О научной деятельности мусульманских ученых этого периода в Туркестане нам мало известно; мы не знаем даже, кто был наставником первых чагатайских ханов, принявших ислам, Мубарек-шаха и Борака; Джемаль Карши называет мусульманкой и мать Мубарек-шаха — Эргэнэ-хатун. Хайду не был мусульманином и был похоронен, по монгольскому обычаю, на высокой горе между Чу и Или; по его распоряжению даже мусульманин Борак-хан был похоронен на горе, то есть как монгол. Но вражды к исламу и к мусульманам Хайду ничем не проявлял. Джемаль Карши говорит о нем, что он был ханом справедливым, щедрым, милостивым, расположенным к мусульманам. Сам Джемаль Карши видел его два раза, в начале и в конце его царствования, и получил от него милостивую грамоту (не известно, на каком языке).

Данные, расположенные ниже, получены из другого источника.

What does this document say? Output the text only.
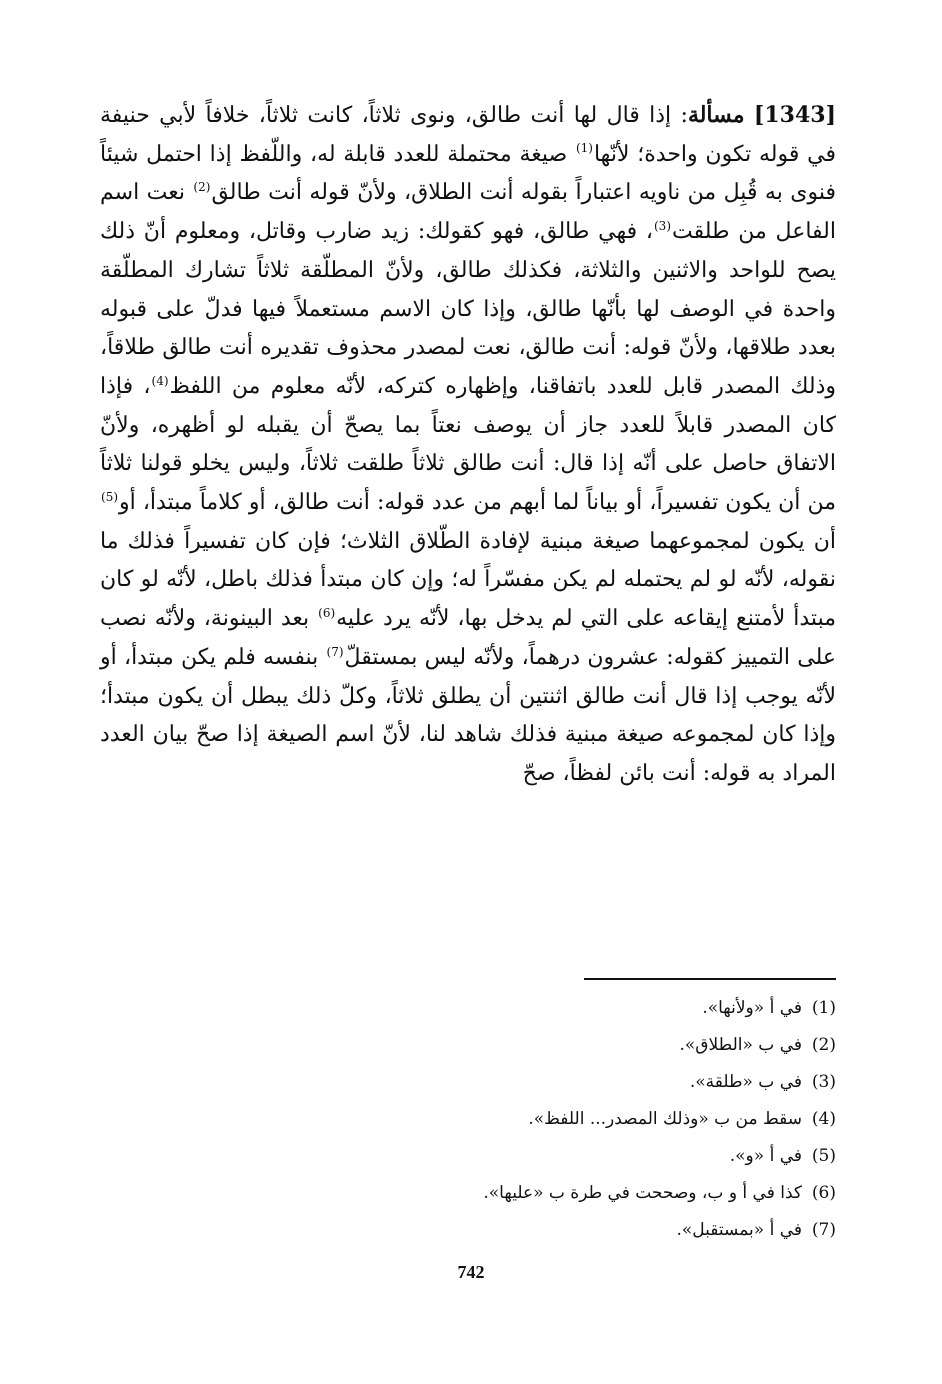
[1343] مسألة: إذا قال لها أنت طالق، ونوى ثلاثاً، كانت ثلاثاً، خلافاً لأبي حنيفة في قوله تكون واحدة؛ لأنّها$^{(1)}$ صيغة محتملة للعدد قابلة له، واللّفظ إذا احتمل شيئاً فنوى به قُبِل من ناويه اعتباراً بقوله أنت الطلاق، ولأنّ قوله أنت طالق$^{(2)}$ نعت اسم الفاعل من طلقت$^{(3)}$، فهي طالق، فهو كقولك: زيد ضارب وقاتل، ومعلوم أنّ ذلك يصح للواحد والاثنين والثلاثة، فكذلك طالق، ولأنّ المطلّقة ثلاثاً تشارك المطلّقة واحدة في الوصف لها بأنّها طالق، وإذا كان الاسم مستعملاً فيها فدلّ على قبوله بعدد طلاقها، ولأنّ قوله: أنت طالق، نعت لمصدر محذوف تقديره أنت طالق طلاقاً، وذلك المصدر قابل للعدد باتفاقنا، وإظهاره كتركه، لأنّه معلوم من اللفظ$^{(4)}$، فإذا كان المصدر قابلاً للعدد جاز أن يوصف نعتاً بما يصحّ أن يقبله لو أظهره، ولأنّ الاتفاق حاصل على أنّه إذا قال: أنت طالق ثلاثاً طلقت ثلاثاً، وليس يخلو قولنا ثلاثاً من أن يكون تفسيراً، أو بياناً لما أبهم من عدد قوله: أنت طالق، أو كلاماً مبتدأ، أو$^{(5)}$ أن يكون لمجموعهما صيغة مبنية لإفادة الطّلاق الثلاث؛ فإن كان تفسيراً فذلك ما نقوله، لأنّه لو لم يحتمله لم يكن مفسّراً له؛ وإن كان مبتدأ فذلك باطل، لأنّه لو كان مبتدأ لأمتنع إيقاعه على التي لم يدخل بها، لأنّه يرد عليه$^{(6)}$ بعد البينونة، ولأنّه نصب على التمييز كقوله: عشرون درهماً، ولأنّه ليس بمستقلّ$^{(7)}$ بنفسه فلم يكن مبتدأ، أو لأنّه يوجب إذا قال أنت طالق اثنتين أن يطلق ثلاثاً، وكلّ ذلك يبطل أن يكون مبتدأ؛ وإذا كان لمجموعه صيغة مبنية فذلك شاهد لنا، لأنّ اسم الصيغة إذا صحّ بيان العدد المراد به قوله: أنت بائن لفظاً، صحّ

(1)في أ «ولأنها».
(2)في ب «الطلاق».
(3)في ب «طلقة».
(4)سقط من ب «وذلك المصدر... اللفظ».
(5)في أ «و».
(6)كذا في أ و ب، وصححت في طرة ب «عليها».
(7)في أ «بمستقبل».
742
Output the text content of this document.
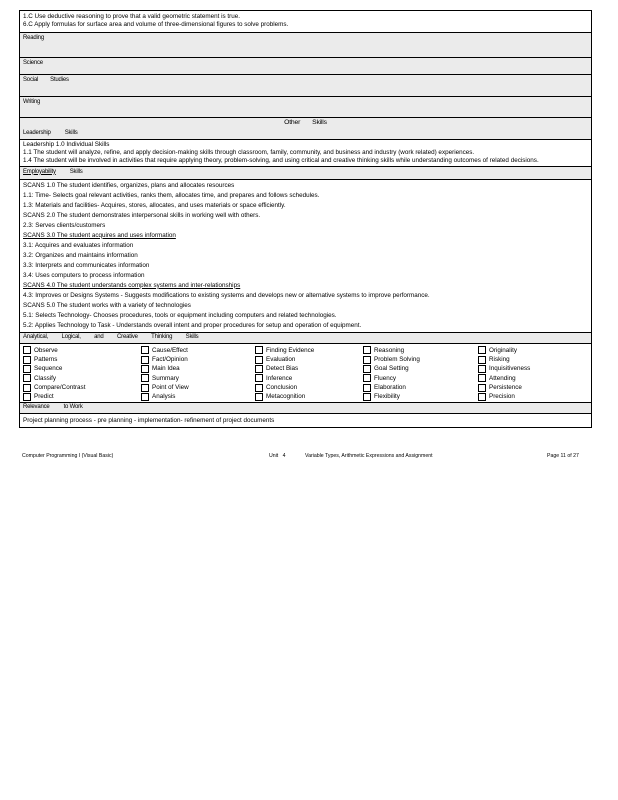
1.C Use deductive reasoning to prove that a valid geometric statement is true.
6.C Apply formulas for surface area and volume of three-dimensional figures to solve problems.
Reading
Science
Social Studies
Writing
Other Skills
Leadership Skills
Leadership 1.0 Individual Skills
1.1 The student will analyze, refine, and apply decision-making skills through classroom, family, community, and business and industry (work related) experiences.
1.4 The student will be involved in activities that require applying theory, problem-solving, and using critical and creative thinking skills while understanding outcomes of related decisions.
Employability Skills
SCANS 1.0 The student identifies, organizes, plans and allocates resources
1.1: Time- Selects goal relevant activities, ranks them, allocates time, and prepares and follows schedules.
1.3: Materials and facilities- Acquires, stores, allocates, and uses materials or space efficiently.
SCANS 2.0 The student demonstrates interpersonal skills in working well with others.
2.3: Serves clients/customers
SCANS 3.0 The student acquires and uses information
3.1: Acquires and evaluates information
3.2: Organizes and maintains information
3.3: Interprets and communicates information
3.4: Uses computers to process information
SCANS 4.0 The student understands complex systems and inter-relationships
4.3: Improves or Designs Systems - Suggests modifications to existing systems and develops new or alternative systems to improve performance.
SCANS 5.0 The student works with a variety of technologies
5.1: Selects Technology- Chooses procedures, tools or equipment including computers and related technologies.
5.2: Applies Technology to Task - Understands overall intent and proper procedures for setup and operation of equipment.
Analytical, Logical, and Creative Thinking Skills
Observe	Cause/Effect	Finding Evidence	Reasoning	Originality
Patterns	Fact/Opinion	Evaluation	Problem Solving	Risking
Sequence	Main Idea	Detect Bias	Goal Setting	Inquisitiveness
Classify	Summary	Inference	Fluency	Attending
Compare/Contrast	Point of View	Conclusion	Elaboration	Persistence
Predict	Analysis	Metacognition	Flexibility	Precision
Relevance to Work
Project planning process - pre planning - implementation- refinement of project documents
Computer Programming I (Visual Basic)	Unit 4	Variable Types, Arithmetic Expressions and Assignment	Page 11 of 27
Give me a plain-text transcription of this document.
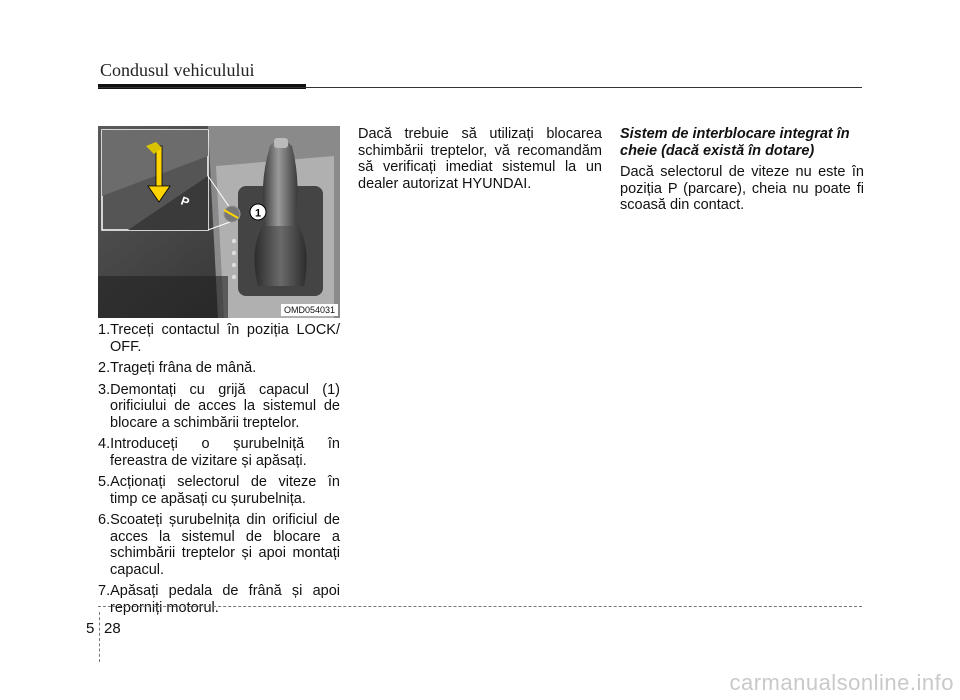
Condusul vehiculului
1
P
OMD054031
1.Treceți contactul în poziția LOCK/ OFF.
2.Trageți frâna de mână.
3.Demontați cu grijă capacul (1) orificiului de acces la sistemul de blocare a schimbării treptelor.
4.Introduceți o șurubelniță în fereastra de vizitare și apăsați.
5.Acționați selectorul de viteze în timp ce apăsați cu șurubelnița.
6.Scoateți șurubelnița din orificiul de acces la sistemul de blocare a schimbării treptelor și apoi montați capacul.
7.Apăsați pedala de frână și apoi reporniți motorul.

Dacă trebuie să utilizați blocarea schimbării treptelor, vă recomandăm să verificați imediat sistemul la un dealer autorizat HYUNDAI.

Sistem de interblocare integrat în cheie (dacă există în dotare)

Dacă selectorul de viteze nu este în poziția P (parcare), cheia nu poate fi scoasă din contact.

5 28
carmanualsonline.info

Более всего было бы любопытно знать, насколько мусульманские ученые Туркестана в то время знакомились со знаниями других культурных элементов государства. В этом отношении совершенно одиноко стоит известие об ученом туркестанце Хейбеталлахе, переселившемся потом в Персию и умершем в царствование Газан-хана [181] (1295–1304). Хейбеталлах, по словам Рашид ад-дина, знал языки тюркский и сирийский, имел познания во всех науках и говорил речи «подобно шейхам», но Газан-хан будто бы причислял его к ученым второго сорта и сравнивал его с чиновниками, принимающими участие в государственных делах, но не имеющими доступа в самое помещение царской казны. «Я не удивлюсь, — прибавил Газан-хан, — что он и ему подобные не знают сокровенного, но то, что они знают, мне понравилось, и за это я их ценю». По-видимому, из этого можно заключить, что Хейбеталлах был более светским ученым, чем богословом. К сожалению, до нас не дошло ничего из его трудов.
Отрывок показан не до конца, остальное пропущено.